Under the Workplace Health and Safety Act (WHS) Regulations any Person Conducting Business or Undertaking (PCBUs) have specific duties to manage the risks to health and safety when using, handling, generating and storing hazardous chemicals, including silica. They also have a duty to ensure the workplace exposure standard for Crystalline Silica is not exceeded and to provide health monitoring to workers.
Managing risks and worker exposure to silica can be achieved by selecting and implementing measure using the hierarchy of controls, including engineering controls that minimise the risk of exposure to generated dust, including the use of dust collection attachments. The workplace exposure standard for respirable crystalline silica that must not be exceeded 0.05mg/m3 (eight-hour time weighted average).
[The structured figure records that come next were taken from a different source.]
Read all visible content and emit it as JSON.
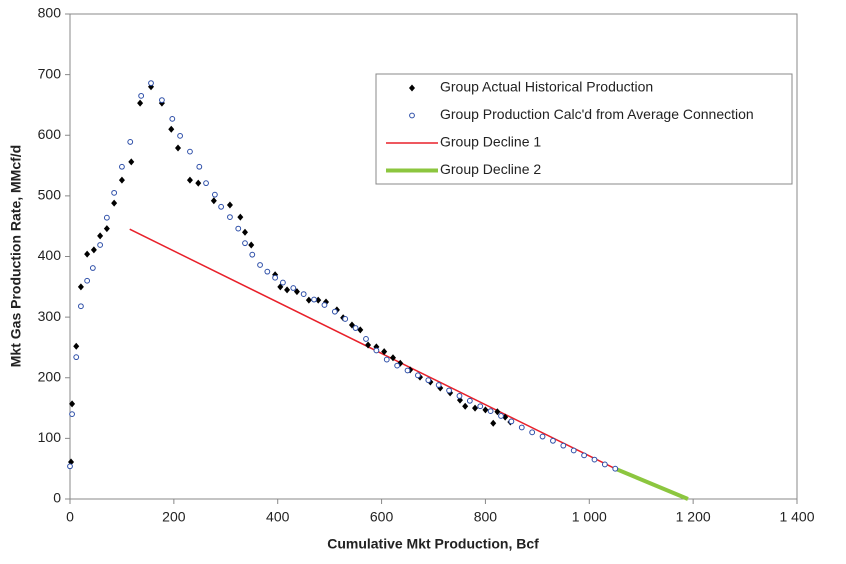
{
  "chart_data": {
    "type": "scatter",
    "x_label": "Cumulative Mkt Production, Bcf",
    "y_label": "Mkt Gas Production Rate, MMcf/d",
    "xlim": [
      0,
      1400
    ],
    "ylim": [
      0,
      800
    ],
    "xticks": [
      0,
      200,
      400,
      600,
      800,
      {
        "value": 1000,
        "label": "1 000"
      },
      {
        "value": 1200,
        "label": "1 200"
      },
      {
        "value": 1400,
        "label": "1 400"
      }
    ],
    "yticks": [
      0,
      100,
      200,
      300,
      400,
      500,
      600,
      700,
      800
    ],
    "legend_position": "upper right",
    "series": [
      {
        "name": "Group Actual Historical Production",
        "kind": "scatter",
        "marker": "diamond",
        "color": "#000000",
        "x": [
          2,
          4,
          12,
          21,
          33,
          46,
          58,
          71,
          85,
          100,
          118,
          135,
          156,
          177,
          195,
          208,
          231,
          247,
          277,
          308,
          328,
          337,
          349,
          395,
          405,
          418,
          437,
          460,
          478,
          493,
          514,
          526,
          543,
          559,
          574,
          590,
          605,
          622,
          636,
          655,
          674,
          694,
          713,
          732,
          751,
          761,
          780,
          800,
          815,
          823,
          838,
          848
        ],
        "values": [
          61,
          157,
          252,
          350,
          404,
          411,
          434,
          446,
          488,
          526,
          556,
          653,
          680,
          653,
          610,
          579,
          526,
          521,
          492,
          485,
          465,
          440,
          419,
          370,
          350,
          345,
          342,
          328,
          328,
          325,
          312,
          299,
          287,
          279,
          254,
          251,
          243,
          233,
          224,
          213,
          201,
          193,
          183,
          175,
          163,
          153,
          150,
          147,
          125,
          144,
          135,
          127
        ]
      },
      {
        "name": "Group Production Calc'd from Average Connection",
        "kind": "scatter",
        "marker": "circle",
        "color": "#2e4fa8",
        "x": [
          0,
          4,
          12,
          21,
          33,
          44,
          58,
          71,
          85,
          100,
          116,
          137,
          156,
          177,
          197,
          212,
          231,
          249,
          262,
          279,
          291,
          308,
          324,
          337,
          351,
          366,
          380,
          395,
          410,
          430,
          450,
          470,
          490,
          510,
          530,
          550,
          570,
          590,
          610,
          630,
          650,
          670,
          690,
          710,
          730,
          750,
          770,
          790,
          810,
          830,
          850,
          870,
          890,
          910,
          930,
          950,
          970,
          990,
          1010,
          1030,
          1050
        ],
        "values": [
          54,
          140,
          234,
          318,
          360,
          381,
          419,
          464,
          505,
          548,
          589,
          665,
          686,
          658,
          627,
          599,
          573,
          548,
          521,
          502,
          482,
          465,
          446,
          422,
          403,
          386,
          375,
          365,
          357,
          348,
          338,
          329,
          320,
          309,
          297,
          282,
          264,
          245,
          230,
          220,
          212,
          204,
          196,
          188,
          179,
          170,
          162,
          153,
          145,
          137,
          128,
          118,
          110,
          103,
          96,
          88,
          80,
          72,
          65,
          57,
          50
        ]
      },
      {
        "name": "Group Decline 1",
        "kind": "line",
        "color": "#e8202a",
        "width": 1.5,
        "x": [
          115,
          1050
        ],
        "values": [
          445,
          50
        ]
      },
      {
        "name": "Group Decline 2",
        "kind": "line",
        "color": "#8cc63f",
        "width": 4,
        "x": [
          1050,
          1190
        ],
        "values": [
          50,
          0
        ]
      }
    ]
  }
}
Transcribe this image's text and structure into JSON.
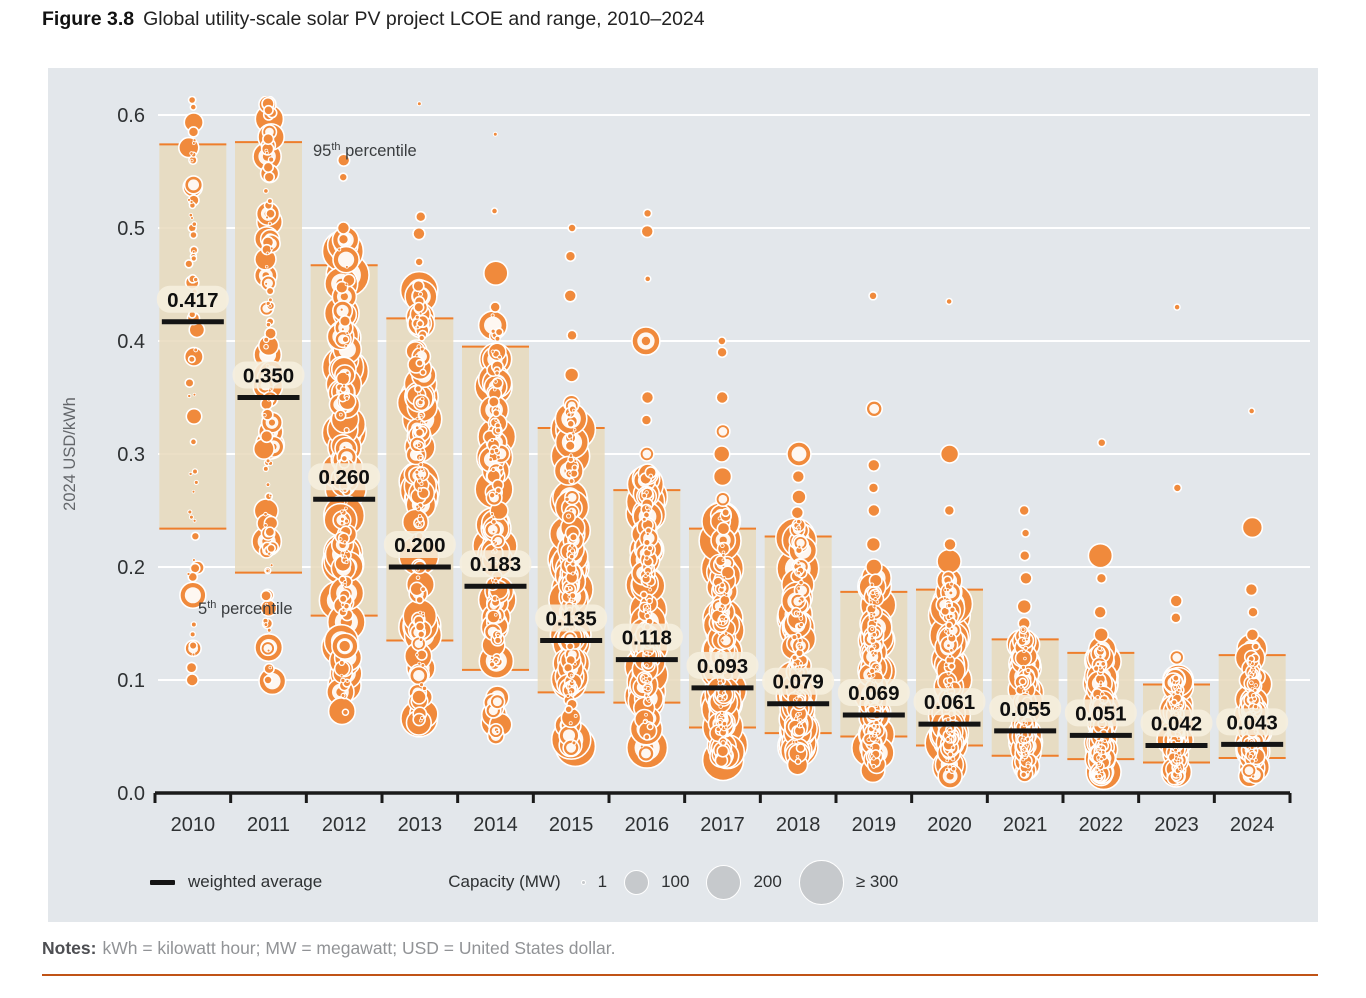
{
  "figure": {
    "label": "Figure 3.8",
    "title": "Global utility-scale solar PV project LCOE and range, 2010–2024"
  },
  "notes": {
    "label": "Notes:",
    "text": "kWh = kilowatt hour; MW = megawatt; USD = United States dollar."
  },
  "chart_data": {
    "type": "scatter",
    "subtype": "bubble-swarm-with-percentile-bands",
    "title": "Global utility-scale solar PV project LCOE and range, 2010–2024",
    "ylabel": "2024 USD/kWh",
    "xlabel": "",
    "ylim": [
      0.0,
      0.62
    ],
    "yticks": [
      0.0,
      0.1,
      0.2,
      0.3,
      0.4,
      0.5,
      0.6
    ],
    "ytick_labels": [
      "0.0",
      "0.1",
      "0.2",
      "0.3",
      "0.4",
      "0.5",
      "0.6"
    ],
    "grid": "horizontal-white",
    "categories": [
      "2010",
      "2011",
      "2012",
      "2013",
      "2014",
      "2015",
      "2016",
      "2017",
      "2018",
      "2019",
      "2020",
      "2021",
      "2022",
      "2023",
      "2024"
    ],
    "series": [
      {
        "name": "weighted average",
        "values": [
          0.417,
          0.35,
          0.26,
          0.2,
          0.183,
          0.135,
          0.118,
          0.093,
          0.079,
          0.069,
          0.061,
          0.055,
          0.051,
          0.042,
          0.043
        ]
      },
      {
        "name": "95th percentile",
        "values": [
          0.574,
          0.576,
          0.467,
          0.42,
          0.395,
          0.323,
          0.268,
          0.234,
          0.227,
          0.178,
          0.18,
          0.136,
          0.124,
          0.096,
          0.122
        ]
      },
      {
        "name": "5th percentile",
        "values": [
          0.234,
          0.195,
          0.157,
          0.135,
          0.109,
          0.089,
          0.08,
          0.058,
          0.053,
          0.05,
          0.042,
          0.033,
          0.03,
          0.027,
          0.031
        ]
      }
    ],
    "annotations": [
      {
        "id": "p95",
        "num": "95",
        "sup": "th",
        "rest": " percentile"
      },
      {
        "id": "p5",
        "num": "5",
        "sup": "th",
        "rest": " percentile"
      }
    ],
    "legend": {
      "position": "bottom-inside",
      "weighted_average_label": "weighted average",
      "capacity_label": "Capacity (MW)",
      "sizes": [
        {
          "label": "1",
          "diameter": 3
        },
        {
          "label": "100",
          "diameter": 23
        },
        {
          "label": "200",
          "diameter": 33
        },
        {
          "label": "≥ 300",
          "diameter": 43
        }
      ]
    },
    "bubble_layer": {
      "description": "each circle = one utility-scale solar PV project, circle area ~ capacity (MW); swarm regenerated procedurally from the percentile statistics",
      "seed": 20241,
      "years": [
        {
          "count": 55,
          "rmax": 11,
          "skew": 0.9,
          "outliers": [
            [
              0.607,
              3
            ],
            [
              0.585,
              5
            ],
            [
              0.56,
              4
            ],
            [
              0.52,
              3
            ],
            [
              0.5,
              4
            ],
            [
              0.475,
              3
            ],
            [
              0.455,
              4
            ],
            [
              0.175,
              13
            ],
            [
              0.128,
              8
            ],
            [
              0.1,
              6
            ]
          ]
        },
        {
          "count": 100,
          "rmax": 15,
          "skew": 0.95,
          "outliers": [
            [
              0.61,
              6
            ],
            [
              0.6,
              5
            ],
            [
              0.585,
              7
            ],
            [
              0.57,
              6
            ],
            [
              0.545,
              5
            ],
            [
              0.52,
              4
            ],
            [
              0.175,
              6
            ],
            [
              0.15,
              5
            ],
            [
              0.128,
              7
            ],
            [
              0.11,
              5
            ],
            [
              0.1,
              4
            ]
          ]
        },
        {
          "count": 150,
          "rmax": 22,
          "skew": 1.0,
          "outliers": [
            [
              0.56,
              6
            ],
            [
              0.545,
              4
            ],
            [
              0.5,
              6
            ],
            [
              0.49,
              5
            ],
            [
              0.13,
              6
            ],
            [
              0.11,
              8
            ],
            [
              0.095,
              5
            ]
          ]
        },
        {
          "count": 150,
          "rmax": 20,
          "skew": 1.05,
          "outliers": [
            [
              0.61,
              2
            ],
            [
              0.51,
              5
            ],
            [
              0.495,
              6
            ],
            [
              0.47,
              4
            ],
            [
              0.44,
              8
            ],
            [
              0.105,
              10
            ],
            [
              0.085,
              7
            ],
            [
              0.065,
              6
            ]
          ]
        },
        {
          "count": 140,
          "rmax": 19,
          "skew": 1.1,
          "outliers": [
            [
              0.583,
              2
            ],
            [
              0.515,
              3
            ],
            [
              0.46,
              12
            ],
            [
              0.43,
              5
            ],
            [
              0.075,
              9
            ],
            [
              0.055,
              7
            ]
          ]
        },
        {
          "count": 150,
          "rmax": 21,
          "skew": 1.15,
          "outliers": [
            [
              0.5,
              4
            ],
            [
              0.475,
              5
            ],
            [
              0.44,
              6
            ],
            [
              0.405,
              5
            ],
            [
              0.37,
              7
            ],
            [
              0.345,
              8
            ],
            [
              0.06,
              10
            ],
            [
              0.04,
              8
            ]
          ]
        },
        {
          "count": 150,
          "rmax": 21,
          "skew": 1.2,
          "outliers": [
            [
              0.513,
              4
            ],
            [
              0.497,
              6
            ],
            [
              0.455,
              3
            ],
            [
              0.4,
              14
            ],
            [
              0.35,
              6
            ],
            [
              0.33,
              5
            ],
            [
              0.3,
              7
            ],
            [
              0.055,
              9
            ],
            [
              0.035,
              8
            ]
          ]
        },
        {
          "count": 145,
          "rmax": 21,
          "skew": 1.25,
          "outliers": [
            [
              0.4,
              4
            ],
            [
              0.39,
              5
            ],
            [
              0.35,
              6
            ],
            [
              0.32,
              7
            ],
            [
              0.3,
              8
            ],
            [
              0.28,
              9
            ],
            [
              0.26,
              7
            ],
            [
              0.04,
              10
            ],
            [
              0.03,
              8
            ]
          ]
        },
        {
          "count": 140,
          "rmax": 21,
          "skew": 1.3,
          "outliers": [
            [
              0.3,
              12
            ],
            [
              0.28,
              6
            ],
            [
              0.262,
              7
            ],
            [
              0.248,
              6
            ],
            [
              0.035,
              9
            ],
            [
              0.025,
              10
            ]
          ]
        },
        {
          "count": 130,
          "rmax": 19,
          "skew": 1.3,
          "outliers": [
            [
              0.44,
              4
            ],
            [
              0.34,
              8
            ],
            [
              0.29,
              6
            ],
            [
              0.27,
              5
            ],
            [
              0.25,
              6
            ],
            [
              0.22,
              7
            ],
            [
              0.2,
              8
            ],
            [
              0.03,
              10
            ],
            [
              0.02,
              12
            ]
          ]
        },
        {
          "count": 130,
          "rmax": 22,
          "skew": 1.35,
          "outliers": [
            [
              0.435,
              3
            ],
            [
              0.3,
              9
            ],
            [
              0.25,
              5
            ],
            [
              0.22,
              6
            ],
            [
              0.205,
              12
            ],
            [
              0.025,
              14
            ],
            [
              0.015,
              12
            ]
          ]
        },
        {
          "count": 115,
          "rmax": 17,
          "skew": 1.3,
          "outliers": [
            [
              0.25,
              5
            ],
            [
              0.23,
              4
            ],
            [
              0.21,
              5
            ],
            [
              0.19,
              6
            ],
            [
              0.165,
              7
            ],
            [
              0.15,
              6
            ],
            [
              0.02,
              10
            ]
          ]
        },
        {
          "count": 125,
          "rmax": 20,
          "skew": 1.35,
          "outliers": [
            [
              0.31,
              4
            ],
            [
              0.21,
              12
            ],
            [
              0.19,
              5
            ],
            [
              0.16,
              6
            ],
            [
              0.14,
              7
            ],
            [
              0.018,
              11
            ]
          ]
        },
        {
          "count": 115,
          "rmax": 17,
          "skew": 1.3,
          "outliers": [
            [
              0.43,
              3
            ],
            [
              0.27,
              4
            ],
            [
              0.17,
              6
            ],
            [
              0.155,
              5
            ],
            [
              0.12,
              7
            ],
            [
              0.015,
              9
            ]
          ]
        },
        {
          "count": 105,
          "rmax": 17,
          "skew": 1.3,
          "outliers": [
            [
              0.338,
              3
            ],
            [
              0.235,
              10
            ],
            [
              0.18,
              6
            ],
            [
              0.16,
              5
            ],
            [
              0.14,
              6
            ],
            [
              0.02,
              9
            ]
          ]
        }
      ]
    },
    "colors": {
      "panel_bg": "#e3e7eb",
      "gridline": "#ffffff",
      "band_fill": "#e7d9bc",
      "band_edge": "#ee7e2b",
      "bubble": "#f08a3c",
      "bubble_stroke": "#ffffff",
      "weighted_average": "#141414",
      "value_pill": "#f6efde",
      "axis": "#1a1a1a",
      "tick_text": "#2e3133",
      "annotation_text": "#3a3d3f",
      "y_title_text": "#63666a",
      "legend_circle": "#c6c9cc"
    }
  }
}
By calculating the area of the furnace and the duct configuration required to extract dust from the working area, the Grydale engineering team calculated the size of dust collector required to place the furnace under negative pressure and provide effective dust control for the duration of demolition and construction works. This solution was then positioned to BHP by Swart and Sons as part of a shutdown works contract. Upon award of the contract, Swart and Sons cross-hired one of our rental fleet for the duration of works.
The dust collector was positioned outside of the furnace, to place the working area under negative pressure. Dirty air was pulled from the working area to the dust collector and clean air was exhausted to the atmosphere.
The overall shutdown works project was one of the largest in the Southern hemisphere to be completed on time with zero injuries, a testament to the planning, contractors and the solutions used to execute works.
The use of the Grydale JMS-60-MES (60m3/s, Mobile, Electric, Skid) dust collector provided an effective dust control solution for the rebricking of the horizontal furnace, protecting the health and safety of workers on site and the surrounding environment.
Projects that required dust collectors with large air volumes previously had to use of multiple smaller volume dust collectors. However, Grydale offer 40m3/s (85,000 CFM), 50m3/s (105,000 CFM) and 60m3/s (125,000 CFM) units in their rental fleet and are therefore able to offer a cost effective and efficient dust collection solution for shutdown works.
Large Volume Mobile Dust Collectors: Benefits
Using a single machine has the following benefits:
1) Simplified set up.
2) Reduced space requirements on site.
3) Cost effective freight and logistics.
4) Cost effective operation and maintenance costs of a single dust collector.
If multiple machines were used then the working area would need to be subdivided and multiple duct runs set up to link back to individual machines. There would also need to be more resources on site to run multiple machines.